The university has computer science and electrical and computer engineering departments that are in the top five in the nation, as well as a longstanding coordinated science laboratory and a National Center for Supercomputing Applications.
“There’s a lot of expertise here,” he said
Last August, the university was selected as the site for a National Science Foundation AI Institute and for a U.S. Department of Agriculture AI research institute to drive the NSF’s artificial intelligence research and expand AI research in farming and food processing.
Bashir said that work on the new research center and other parts of the project will begin this fall. The campus of about 50,000 students includes about 11,000 engineering students and about 4,000 computer science students.
“These technologies are going to change the future,” he said. “We want to be at the forefront of that with a world leader like IBM and making that impact.”
In addition to its AI, hybrid cloud and quantum work, the planned institute at the university will also emphasize initiatives to increase access to STEM education and high-tech workforce development, while also expanding the research capacity of IBM and the university by bringing together students, faculty members and industry researchers on the campus and at IBM’s facilities.
The AI and hybrid cloud research, which will have an emphasis on data protection and isolation, will explore how open source innovation and AI can be combined to drive the next era of cloud computing, as well as defining workforce skills and training that are needed to run increasingly powerful and critical workloads.
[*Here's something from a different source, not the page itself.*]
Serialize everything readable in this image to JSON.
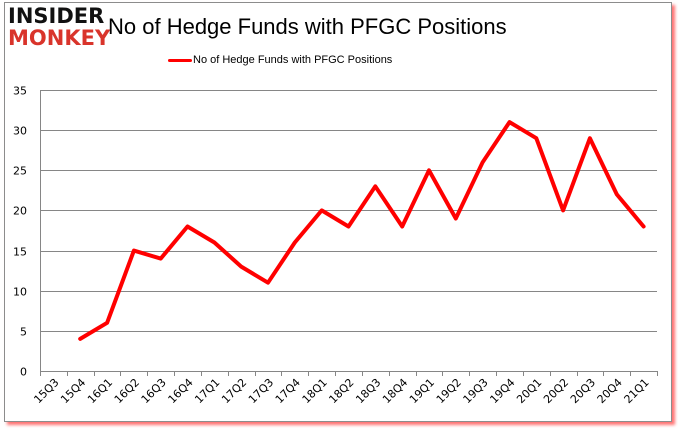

The quantum work will involve systems, architectures, materials and algorithms, as well as a multi-node quantum testbed where researchers can explore distributed quantum processing and quantum networks, according to IBM.
The materials discovery research to come will use AI technologies to investigate potential new materials for applications like affordable and sustainable energy generation and storage, as well as environmentally-friendly electronics and transportation materials. The sustainability research will focus on solving climate challenges through carbon accounting, capture, utilization and sequestration, according to IBM.
In March, IBM announced a 10-year partnership with the 100-year-old Cleveland Clinic to bolster the Clinic’s research capabilities by integrating a wide range of IBM’s advanced technologies in AI, quantum computing and the cloud. The partnership was fueled by the need for faster life sciences and healthcare research, especially in the wake of the deadly COVID-19 pandemic. The initiative includes an all-new Discovery Center being created at the Clinic’s campus in Cleveland, Ohio. In addition, IBM will install what it calls its first private-sector, on-premises quantum computing system in the United States at the facility, along with key technologies for AI and cloud computing from IBM’s product lines. And in the future, after IBM has developed a more powerful, more advanced, next generation 1,000+ qubit quantum system in the coming years, the Clinic will get that machine for its research as well.